Bridging the Gap from Research to Practice
Currently, the use of AI in cancer research and care is in its infancy. Most research is focused on methods development, rather than on implementing those methods in clinical practice. NCI has an opportunity to lead the way in implementing AI in cancer care by supporting research to find effective pathways for clinical integration (including ways to understand uncertainty and validate AI approaches), educating medical personnel about the strengths and weaknesses of the technology, and rigorously assessing its benefits in terms of clinical outcomes, patient experience, and costs.
Accessing Quality Cancer Data
The lack of large, publicly available, well-annotated cancer datasets has been a significant barrier for AI research and algorithm development.
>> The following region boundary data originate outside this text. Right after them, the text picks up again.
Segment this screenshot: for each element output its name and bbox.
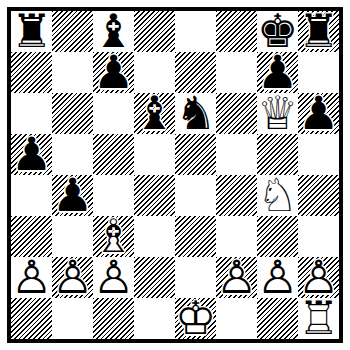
- square-f5[interactable]: [216, 134, 257, 175]
- square-b7[interactable]: [52, 52, 93, 93]
- white-king-piece: ♚♔: [175, 298, 216, 339]
- square-b1[interactable]: [52, 298, 93, 339]
- black-pawn-piece: ♟♟: [52, 175, 93, 216]
- black-bishop-piece: ♝♝: [134, 93, 175, 134]
- black-pawn-piece: ♟♟: [298, 93, 339, 134]
- square-h8[interactable]: ♜♜: [298, 11, 339, 52]
- square-g2[interactable]: ♟♙: [257, 257, 298, 298]
- square-e4[interactable]: [175, 175, 216, 216]
- square-a1[interactable]: [11, 298, 52, 339]
- square-d7[interactable]: [134, 52, 175, 93]
- square-c7[interactable]: ♟♟: [93, 52, 134, 93]
- square-f3[interactable]: [216, 216, 257, 257]
- square-a3[interactable]: [11, 216, 52, 257]
- black-pawn-piece: ♟♟: [93, 52, 134, 93]
- white-rook-piece: ♜♖: [298, 298, 339, 339]
- square-c2[interactable]: ♟♙: [93, 257, 134, 298]
- square-g1[interactable]: [257, 298, 298, 339]
- black-pawn-piece: ♟♟: [11, 134, 52, 175]
- square-a4[interactable]: [11, 175, 52, 216]
- square-f7[interactable]: [216, 52, 257, 93]
- square-h5[interactable]: [298, 134, 339, 175]
- white-bishop-piece: ♝♗: [93, 216, 134, 257]
- square-f2[interactable]: ♟♙: [216, 257, 257, 298]
- square-f1[interactable]: [216, 298, 257, 339]
- square-g6[interactable]: ♛♕: [257, 93, 298, 134]
- white-queen-piece: ♛♕: [257, 93, 298, 134]
- black-bishop-piece: ♝♝: [93, 11, 134, 52]
- square-c1[interactable]: [93, 298, 134, 339]
- black-king-piece: ♚♚: [257, 11, 298, 52]
- square-f8[interactable]: [216, 11, 257, 52]
- white-pawn-piece: ♟♙: [298, 257, 339, 298]
- square-g3[interactable]: [257, 216, 298, 257]
- square-h7[interactable]: [298, 52, 339, 93]
- square-c3[interactable]: ♝♗: [93, 216, 134, 257]
- square-c4[interactable]: [93, 175, 134, 216]
- square-d4[interactable]: [134, 175, 175, 216]
- white-pawn-piece: ♟♙: [11, 257, 52, 298]
- square-h6[interactable]: ♟♟: [298, 93, 339, 134]
- square-g5[interactable]: [257, 134, 298, 175]
- black-knight-piece: ♞♞: [175, 93, 216, 134]
- square-d3[interactable]: [134, 216, 175, 257]
- black-pawn-piece: ♟♟: [257, 52, 298, 93]
- square-b2[interactable]: ♟♙: [52, 257, 93, 298]
- white-pawn-piece: ♟♙: [216, 257, 257, 298]
- square-b3[interactable]: [52, 216, 93, 257]
- square-c8[interactable]: ♝♝: [93, 11, 134, 52]
- square-h4[interactable]: [298, 175, 339, 216]
- square-a7[interactable]: [11, 52, 52, 93]
- white-pawn-piece: ♟♙: [52, 257, 93, 298]
- square-c6[interactable]: [93, 93, 134, 134]
- square-e7[interactable]: [175, 52, 216, 93]
- square-h1[interactable]: ♜♖: [298, 298, 339, 339]
- white-pawn-piece: ♟♙: [93, 257, 134, 298]
- square-e5[interactable]: [175, 134, 216, 175]
- square-d2[interactable]: [134, 257, 175, 298]
- black-rook-piece: ♜♜: [11, 11, 52, 52]
- square-b6[interactable]: [52, 93, 93, 134]
- square-b8[interactable]: [52, 11, 93, 52]
- square-b4[interactable]: ♟♟: [52, 175, 93, 216]
- square-h2[interactable]: ♟♙: [298, 257, 339, 298]
- square-e8[interactable]: [175, 11, 216, 52]
- chess-diagram: ♜♜♝♝♚♚♜♜♟♟♟♟♝♝♞♞♛♕♟♟♟♟♟♟♞♘♝♗♟♙♟♙♟♙♟♙♟♙♟♙…: [0, 0, 350, 350]
- square-b5[interactable]: [52, 134, 93, 175]
- square-h3[interactable]: [298, 216, 339, 257]
- square-e6[interactable]: ♞♞: [175, 93, 216, 134]
- white-knight-piece: ♞♘: [257, 175, 298, 216]
- square-e3[interactable]: [175, 216, 216, 257]
- square-g8[interactable]: ♚♚: [257, 11, 298, 52]
- square-e1[interactable]: ♚♔: [175, 298, 216, 339]
- square-g7[interactable]: ♟♟: [257, 52, 298, 93]
- square-a5[interactable]: ♟♟: [11, 134, 52, 175]
- white-pawn-piece: ♟♙: [257, 257, 298, 298]
- square-e2[interactable]: [175, 257, 216, 298]
- board-frame: ♜♜♝♝♚♚♜♜♟♟♟♟♝♝♞♞♛♕♟♟♟♟♟♟♞♘♝♗♟♙♟♙♟♙♟♙♟♙♟♙…: [7, 7, 343, 343]
- square-f4[interactable]: [216, 175, 257, 216]
- square-c5[interactable]: [93, 134, 134, 175]
- square-d6[interactable]: ♝♝: [134, 93, 175, 134]
- square-d8[interactable]: [134, 11, 175, 52]
- square-a2[interactable]: ♟♙: [11, 257, 52, 298]
- square-f6[interactable]: [216, 93, 257, 134]
- chess-board: ♜♜♝♝♚♚♜♜♟♟♟♟♝♝♞♞♛♕♟♟♟♟♟♟♞♘♝♗♟♙♟♙♟♙♟♙♟♙♟♙…: [11, 11, 339, 339]
- square-g4[interactable]: ♞♘: [257, 175, 298, 216]
- square-d5[interactable]: [134, 134, 175, 175]
- square-a8[interactable]: ♜♜: [11, 11, 52, 52]
- square-d1[interactable]: [134, 298, 175, 339]
- square-a6[interactable]: [11, 93, 52, 134]
- black-rook-piece: ♜♜: [298, 11, 339, 52]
The lack of benchmarking datasets in cancer research hampers reproducibility and validation. Support for annotation, harmonization, and sharing of standardized cancer datasets to drive AI innovation and support training and validation of AI models will be essential. With even greater volumes of data anticipated in the future, support for developing approaches to generate and aggregate new research and clinical data coherently will be critical for long-term success.
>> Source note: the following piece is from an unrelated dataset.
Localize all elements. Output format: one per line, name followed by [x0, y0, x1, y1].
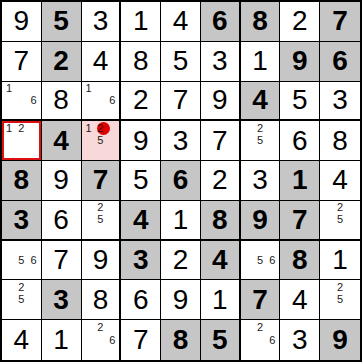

To support this work and to make cancer data broadly available for all types of research, NCI is refining policies and practices to enhance and improve data sharing. As part of those efforts, NCI is building a Cancer Research Data Commons (CRDC). One node of the CRDC is an Imaging Data Commons that will connect to The Cancer Imaging Archive, a unique resource of publicly available, archival cancer images with supporting data to enable discovery. NCI also recently launched the Childhood Cancer Data Initiative to accelerate progress for children, adolescents, and young adults with cancer by optimizing the collection, aggregation, and utility of research and clinical data.
NCI’s data aggregation and sharing efforts are crucial to moving AI and many areas of cancer research forward. As new sources of biomedical and health data emerge, the amount of information will continue growing faster than it can be interrogated. AI will be an essential tool for processing, aggregating, and analyzing the vast amounts of information the data hold to drive discovery and improve patient care.
Understanding the Method Behind the Machine
One challenge of AI, and DL specifically, is the “black box” problem: not fully understanding what features of the data a computer has used in its decision-making process. For example, a DL algorithm that predicts the optimal treatment for a patient does not provide the reasoning it used to make that prediction. Additional efforts are needed to reveal how algorithms arrive at a decision or prediction so that the process becomes transparent to scientists and clinicians. Making these algorithms transparent could help researchers identify new biological features relevant to disease diagnosis or treatment.
NCI’s data aggregation and sharing efforts are crucial to moving AI and many areas of cancer research forward.
Incorporating information about biological processes into the algorithm is likely to improve its accuracy and decrease dependence on large amounts of annotated data, which may not be available. One danger of the “black box” problem is that DL may inadvertently perpetuate existing unconscious biases. Researchers need to carefully consider how potential biases affect the data being used to develop a model, adopt practices to address and monitor those biases, and monitor performance and applicability of AI models.
With increased investments, NCI’s efforts to realize AI’s potential will lead to more accurate and rapid diagnoses, improved clinical decision-making, and, ultimately, better health outcomes for patients with cancer and those at risk.